Glencore's $90-billion "merger of equals" with Xstrata is, in effect, a takeover of the latter by the former, given that the trading and mining house already owns 34 per cent of its target. The terms are 2.8 Glencore shares for each Xstrata share. Those terms were not altered when both sides published details on Thursday to flesh out the rationale for the deal. So Xstrata investors have even more reason to focus on the £173-million "management incentive" that their board has awarded to top executives, of which Mr. Davis is to get nearly £10-million in each of 2013, 2014 and 2015.

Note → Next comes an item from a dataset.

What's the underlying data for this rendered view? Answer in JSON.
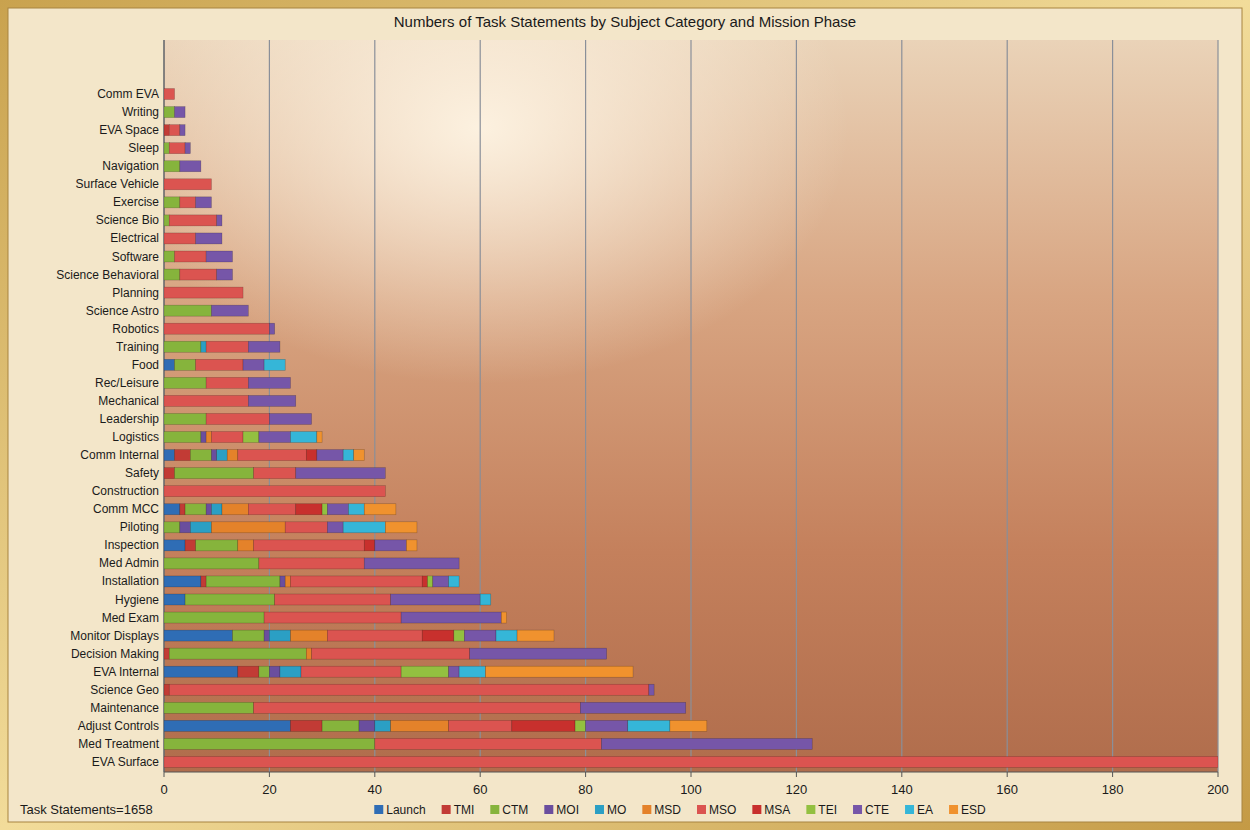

The board uses two arguments to justify this. One is that Mr. Davis has created tremendous value at Xstrata. That is half-true: Xstrata has become a £27-billion mining powerhouse under his stewardship but miners have ridden a decade-long commodities boom and Mr. Davis is already well paid for the wealth he has created. A second is that he is indispensable to making the merger a success. That is bogus. There are plenty of talented mining executives to choose from: nobody is indispensable, even in an industry that thinks itself special.



The proposed Xstrata/Glencore merger is putting too much focus on Mr. Davis. Xstrata's board should pay less attention to its chief executive and more to explaining to its own rather sceptical investors where exactly the value in this merger lies.